8. WAIVER – DreamWorks Carrier, LLC may, at its option, permit Customer to remedy any default under this Agreement without waiving any of its rights or remedies related to such default or any subsequent or prior default by Customer. Customer waives any right to notice from DreamWorks Carrier, LLC of Customer’s default of this Agreement.

9. ADDITIONONAL SERVICE TERMS AND CONDITIONS – Customer further agrees to the Terms and Conditions of DreamWorks Carrier, LLC arranging for the transportation of freight. Such Terms and Conditions are available upon request and prevail over all bills of lading or other agreements or documents. Such Terms and Conditions may be changed by DreamWorks Carrier, LLC from time-to-time and the Terms and Conditions as posted on DreamWorks Carrier, LLC’s website as of the day that a load is picked up by an DreamWorks Carrier, LLC truck shall apply to such load. Such Terms and Conditions posted on DreamWorks Carrier, LLC’s website are hereby incorporated by reference and made part hereof.

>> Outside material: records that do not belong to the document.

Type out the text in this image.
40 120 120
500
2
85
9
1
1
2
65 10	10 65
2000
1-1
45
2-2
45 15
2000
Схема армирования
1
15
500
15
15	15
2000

10. AUTHORITY – Any person signing this Agreement warrants and represents that he/she/it has authority to enter this Agreement and that he/she/it has been duly authorized to execute this Agreement as, or on behalf of, Customer.

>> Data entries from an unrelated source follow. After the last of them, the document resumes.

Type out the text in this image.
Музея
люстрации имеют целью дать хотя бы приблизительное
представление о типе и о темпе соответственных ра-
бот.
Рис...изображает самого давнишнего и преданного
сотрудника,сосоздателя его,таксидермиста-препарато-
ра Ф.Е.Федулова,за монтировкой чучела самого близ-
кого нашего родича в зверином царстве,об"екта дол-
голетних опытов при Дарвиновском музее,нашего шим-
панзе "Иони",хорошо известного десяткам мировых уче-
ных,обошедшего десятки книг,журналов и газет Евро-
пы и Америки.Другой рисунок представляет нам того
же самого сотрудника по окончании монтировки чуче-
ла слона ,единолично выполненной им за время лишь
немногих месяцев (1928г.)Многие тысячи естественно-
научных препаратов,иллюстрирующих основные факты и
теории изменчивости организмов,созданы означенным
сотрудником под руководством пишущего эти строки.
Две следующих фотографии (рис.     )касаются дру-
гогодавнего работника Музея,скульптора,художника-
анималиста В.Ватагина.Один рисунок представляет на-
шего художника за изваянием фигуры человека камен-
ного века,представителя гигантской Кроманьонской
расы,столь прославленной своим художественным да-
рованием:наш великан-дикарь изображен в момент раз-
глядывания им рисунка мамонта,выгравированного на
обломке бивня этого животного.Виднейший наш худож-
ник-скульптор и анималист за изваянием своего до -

11. ACCURACY OF INFORMATION – Customer certifies that any and all information now or hereafter supplied to DreamWorks Carrier, LLC by Customer, or at Customer’s request or instruction, is both accurate and complete and Customer will, upon request, establish the accuracy and completeness of any such information. Customer shall promptly notify DreamWorks Carrier, LLC of any adverse change in such information supplied, and of any change in Customer’s residence, chief place of business or billing address.

12. MODIFICATION – The terms of this Agreement may be modified or amended by DreamWorks Carrier, LLC at any time upon thirty (30) days’ notice, effective as to all credit extended after the effective date of the modification.

13. ADDITIONAL PROVISIONS – The rights and remedies of DreamWorks Carrier, LLC stated in this Agreement are cumulative and are in addition to any other rights or remedies provided by law. Any account exceeding the credit terms extended will automatically become a CASH ONLY account at DreamWorks Carrier, LLC’s election and will require payment in full to reestablish the original terms of this Agreement.